PRESSURE ON FAMILY FARMS
Grandparents, parents and their sons and daughters working together and living together on intergenerational family farms have generated a livelihood and sometimes prosperity for generations.
In recent years manual work on the farm has become easier, but farming has become more onerous. Now high standards of environmental care, animal welfare, food safety regulation, work place safety rules, the weather some years and interpersonal communication and relationship management place heavy burdens on the farm family. Industrial workers will say that it is an effort to ‘get on’ with co-workers on a continuous basis for the 40 hour working week, even subsequent to teamwork and communications training.
But the intergenerational family farm team have got the work done for many generations, on a 24/7/365 basis, all members making an effort and some members making an extraordinary effort. In some situations this may not be to maximum efficiency due to the confinement of working dynamics

Smoothing out conflict
There are many instances where a wife and mother is forced into smoothing out conflict in the interpersonal relations within the family farm. When she is forced to continuously resolve others’ disagreements, she is placed in a very stressing, invidious and non sustainable position.
KEEPONFARMING.IE aims to spread the load on managing the intrapersonal and interpersonal communications and relationships. This will help to increase teamwork in not only the day to day operation of the farm but also the farm family team.
This team will strategise to continuously renew itself, renew the farming practice for the greatest efficiencies and successfully withstand the external (outside the farm gate) challenges of new global trade agreements, strain on EU budgets and shifting public priorities
Agricultural Industry post 2020
According to the recently Rabobank published book 'Future of Farming', the farming population is aging rapidly. In the United States, for example, the average age of a farmer in 1974 was 45, while today the average age is 58.

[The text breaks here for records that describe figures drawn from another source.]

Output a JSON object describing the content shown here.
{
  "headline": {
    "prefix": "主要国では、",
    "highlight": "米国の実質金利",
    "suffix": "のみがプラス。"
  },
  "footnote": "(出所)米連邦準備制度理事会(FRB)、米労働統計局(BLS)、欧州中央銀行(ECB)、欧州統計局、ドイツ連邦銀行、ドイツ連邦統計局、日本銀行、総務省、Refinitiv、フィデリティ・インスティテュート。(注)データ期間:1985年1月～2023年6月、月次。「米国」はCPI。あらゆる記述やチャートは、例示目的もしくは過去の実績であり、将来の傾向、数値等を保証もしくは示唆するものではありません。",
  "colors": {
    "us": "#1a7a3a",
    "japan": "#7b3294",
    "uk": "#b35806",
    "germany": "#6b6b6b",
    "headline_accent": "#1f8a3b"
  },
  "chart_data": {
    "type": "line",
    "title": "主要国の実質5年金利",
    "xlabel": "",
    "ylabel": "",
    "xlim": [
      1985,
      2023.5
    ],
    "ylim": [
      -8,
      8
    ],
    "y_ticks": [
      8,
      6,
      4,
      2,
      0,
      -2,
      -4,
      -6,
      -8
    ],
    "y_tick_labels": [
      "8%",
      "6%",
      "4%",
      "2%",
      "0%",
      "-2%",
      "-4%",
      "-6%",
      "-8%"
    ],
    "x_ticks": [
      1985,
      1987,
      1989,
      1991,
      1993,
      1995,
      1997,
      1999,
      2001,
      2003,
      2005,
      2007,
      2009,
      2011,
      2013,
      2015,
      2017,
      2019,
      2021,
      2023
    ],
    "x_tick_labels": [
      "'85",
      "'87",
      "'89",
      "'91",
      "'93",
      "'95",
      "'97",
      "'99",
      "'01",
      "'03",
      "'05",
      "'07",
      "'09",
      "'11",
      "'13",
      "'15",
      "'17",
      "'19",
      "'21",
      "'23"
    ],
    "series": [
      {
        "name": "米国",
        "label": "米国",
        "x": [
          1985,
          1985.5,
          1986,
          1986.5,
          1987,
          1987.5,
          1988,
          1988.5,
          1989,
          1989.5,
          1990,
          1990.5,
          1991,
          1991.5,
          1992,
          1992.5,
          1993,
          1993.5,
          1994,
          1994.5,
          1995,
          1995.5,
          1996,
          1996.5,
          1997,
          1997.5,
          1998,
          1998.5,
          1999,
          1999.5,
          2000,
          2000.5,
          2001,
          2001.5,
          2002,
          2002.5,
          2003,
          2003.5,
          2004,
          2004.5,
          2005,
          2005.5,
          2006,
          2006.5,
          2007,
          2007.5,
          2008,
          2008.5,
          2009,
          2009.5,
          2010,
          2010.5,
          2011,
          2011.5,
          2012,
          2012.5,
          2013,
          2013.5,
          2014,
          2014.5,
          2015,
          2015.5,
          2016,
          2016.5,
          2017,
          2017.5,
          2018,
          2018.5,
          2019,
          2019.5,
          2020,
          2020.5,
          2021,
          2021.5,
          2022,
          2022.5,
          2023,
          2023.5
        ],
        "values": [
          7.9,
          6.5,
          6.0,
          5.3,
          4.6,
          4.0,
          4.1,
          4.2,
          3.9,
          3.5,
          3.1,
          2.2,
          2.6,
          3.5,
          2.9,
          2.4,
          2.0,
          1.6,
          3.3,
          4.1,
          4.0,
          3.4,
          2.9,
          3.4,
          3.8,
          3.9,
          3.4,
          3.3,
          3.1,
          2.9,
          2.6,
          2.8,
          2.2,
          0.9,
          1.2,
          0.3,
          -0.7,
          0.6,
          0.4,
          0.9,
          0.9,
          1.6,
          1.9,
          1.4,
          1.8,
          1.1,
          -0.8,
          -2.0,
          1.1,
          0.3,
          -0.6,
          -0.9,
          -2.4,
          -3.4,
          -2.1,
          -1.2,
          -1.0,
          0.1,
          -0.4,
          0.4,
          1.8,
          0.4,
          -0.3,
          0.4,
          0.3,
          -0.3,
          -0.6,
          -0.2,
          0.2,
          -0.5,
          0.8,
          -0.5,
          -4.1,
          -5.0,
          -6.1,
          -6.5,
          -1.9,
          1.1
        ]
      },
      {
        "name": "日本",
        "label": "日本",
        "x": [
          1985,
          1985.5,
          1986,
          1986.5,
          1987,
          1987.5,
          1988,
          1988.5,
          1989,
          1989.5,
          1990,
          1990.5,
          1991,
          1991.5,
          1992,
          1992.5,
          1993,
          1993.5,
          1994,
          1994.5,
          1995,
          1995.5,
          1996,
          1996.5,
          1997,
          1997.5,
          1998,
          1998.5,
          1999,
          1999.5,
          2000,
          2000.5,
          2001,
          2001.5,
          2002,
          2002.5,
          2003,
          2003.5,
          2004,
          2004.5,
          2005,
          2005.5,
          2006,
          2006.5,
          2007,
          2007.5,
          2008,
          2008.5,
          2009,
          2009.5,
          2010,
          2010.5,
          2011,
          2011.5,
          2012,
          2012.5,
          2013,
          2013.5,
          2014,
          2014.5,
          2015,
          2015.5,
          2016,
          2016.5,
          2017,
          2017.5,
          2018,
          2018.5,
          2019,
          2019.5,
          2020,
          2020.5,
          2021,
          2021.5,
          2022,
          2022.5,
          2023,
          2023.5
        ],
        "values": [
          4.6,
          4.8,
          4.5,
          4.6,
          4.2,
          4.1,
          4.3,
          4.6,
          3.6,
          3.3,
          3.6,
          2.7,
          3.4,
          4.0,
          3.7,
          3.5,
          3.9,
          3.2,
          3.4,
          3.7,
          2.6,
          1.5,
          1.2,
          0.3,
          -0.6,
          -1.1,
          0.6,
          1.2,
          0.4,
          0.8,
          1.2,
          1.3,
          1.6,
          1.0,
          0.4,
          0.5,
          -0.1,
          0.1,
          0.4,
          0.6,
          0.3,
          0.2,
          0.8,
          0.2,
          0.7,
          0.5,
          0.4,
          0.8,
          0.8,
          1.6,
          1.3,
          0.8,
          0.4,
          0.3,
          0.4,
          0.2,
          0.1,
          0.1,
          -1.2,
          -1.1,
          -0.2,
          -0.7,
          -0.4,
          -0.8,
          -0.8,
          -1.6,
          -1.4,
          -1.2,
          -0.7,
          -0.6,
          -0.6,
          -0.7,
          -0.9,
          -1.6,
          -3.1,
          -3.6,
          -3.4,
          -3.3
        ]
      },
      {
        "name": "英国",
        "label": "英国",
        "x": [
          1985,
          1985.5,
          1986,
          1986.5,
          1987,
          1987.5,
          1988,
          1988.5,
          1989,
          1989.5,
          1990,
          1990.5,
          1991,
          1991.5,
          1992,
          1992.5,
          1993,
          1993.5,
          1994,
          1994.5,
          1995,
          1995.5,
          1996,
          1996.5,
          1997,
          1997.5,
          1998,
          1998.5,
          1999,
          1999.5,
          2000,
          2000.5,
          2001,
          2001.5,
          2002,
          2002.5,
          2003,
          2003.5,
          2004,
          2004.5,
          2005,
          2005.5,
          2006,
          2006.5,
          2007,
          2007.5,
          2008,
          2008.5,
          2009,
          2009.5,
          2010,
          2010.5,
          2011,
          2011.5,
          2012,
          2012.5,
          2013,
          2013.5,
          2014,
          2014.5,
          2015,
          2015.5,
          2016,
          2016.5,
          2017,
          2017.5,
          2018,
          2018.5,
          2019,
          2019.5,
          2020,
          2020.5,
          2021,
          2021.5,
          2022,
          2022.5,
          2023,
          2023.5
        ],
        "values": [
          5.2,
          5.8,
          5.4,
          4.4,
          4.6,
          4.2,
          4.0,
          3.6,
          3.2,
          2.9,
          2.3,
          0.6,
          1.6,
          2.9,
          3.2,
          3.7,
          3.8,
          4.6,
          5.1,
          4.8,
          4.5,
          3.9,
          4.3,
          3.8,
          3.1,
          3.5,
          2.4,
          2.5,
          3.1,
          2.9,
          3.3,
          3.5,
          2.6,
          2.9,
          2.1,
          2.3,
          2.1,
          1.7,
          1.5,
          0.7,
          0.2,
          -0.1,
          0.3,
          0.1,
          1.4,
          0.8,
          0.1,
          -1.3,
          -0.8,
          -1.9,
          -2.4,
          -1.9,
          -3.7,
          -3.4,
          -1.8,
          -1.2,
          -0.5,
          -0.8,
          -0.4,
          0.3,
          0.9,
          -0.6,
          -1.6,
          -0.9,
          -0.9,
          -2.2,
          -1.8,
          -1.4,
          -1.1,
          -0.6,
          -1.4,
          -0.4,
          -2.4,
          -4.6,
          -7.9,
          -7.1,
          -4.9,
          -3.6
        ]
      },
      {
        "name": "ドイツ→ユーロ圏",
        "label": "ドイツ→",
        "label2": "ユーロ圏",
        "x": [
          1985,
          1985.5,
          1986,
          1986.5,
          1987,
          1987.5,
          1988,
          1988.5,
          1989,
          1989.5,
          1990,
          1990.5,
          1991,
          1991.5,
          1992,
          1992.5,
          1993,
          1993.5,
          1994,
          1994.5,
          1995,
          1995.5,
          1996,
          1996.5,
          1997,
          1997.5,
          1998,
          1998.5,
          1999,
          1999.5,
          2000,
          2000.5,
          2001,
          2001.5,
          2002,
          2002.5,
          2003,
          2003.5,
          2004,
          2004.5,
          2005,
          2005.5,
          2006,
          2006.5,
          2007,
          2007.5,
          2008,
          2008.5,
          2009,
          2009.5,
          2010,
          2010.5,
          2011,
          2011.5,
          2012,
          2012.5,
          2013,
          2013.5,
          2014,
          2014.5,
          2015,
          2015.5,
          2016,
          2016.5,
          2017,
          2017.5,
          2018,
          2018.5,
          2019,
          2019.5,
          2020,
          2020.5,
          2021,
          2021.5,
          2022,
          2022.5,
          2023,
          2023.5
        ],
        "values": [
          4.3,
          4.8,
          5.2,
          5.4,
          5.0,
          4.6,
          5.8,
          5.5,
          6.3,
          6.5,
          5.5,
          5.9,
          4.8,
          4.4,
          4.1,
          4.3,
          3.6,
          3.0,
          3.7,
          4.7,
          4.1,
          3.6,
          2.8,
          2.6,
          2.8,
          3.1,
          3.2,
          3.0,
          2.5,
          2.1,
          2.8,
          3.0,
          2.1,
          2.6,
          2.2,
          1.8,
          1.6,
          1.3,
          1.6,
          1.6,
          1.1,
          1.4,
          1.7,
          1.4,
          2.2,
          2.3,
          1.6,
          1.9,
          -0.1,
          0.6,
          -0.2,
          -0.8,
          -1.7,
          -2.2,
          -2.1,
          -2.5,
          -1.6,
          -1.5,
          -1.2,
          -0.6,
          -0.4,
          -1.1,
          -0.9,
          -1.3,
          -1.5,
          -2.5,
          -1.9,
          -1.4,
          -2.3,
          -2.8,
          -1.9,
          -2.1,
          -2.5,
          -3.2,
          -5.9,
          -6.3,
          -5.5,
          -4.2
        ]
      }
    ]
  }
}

In the EU, only 6% of farmers are under the age of 36. This is a critical issue, with the USDA estimating that every twenty years the number of people dependent on a farmer’s output will double.
With most farms in family hands, succession is a crucial part of the solution.
The situation is similar in the Asia-Pacific region, with 52% of Australian farmers aged 55 or older, while over the past 30 years the average age of farmers in Australia increased from 44 to 55. Bart I Jntema, Senior VP F&A Development at Rabobank International, explains: "Overall, the numbers show a clear problem; there is an undeniable trend of aging farmers. At the same time, and this obviously varies per country and is dependent on e.g. the economics of the farm business, the next generation does not always seem keen on taking over the helm.” In Ireland, recent statistics suggest that, there are more farmers over the age of 80 than under 35.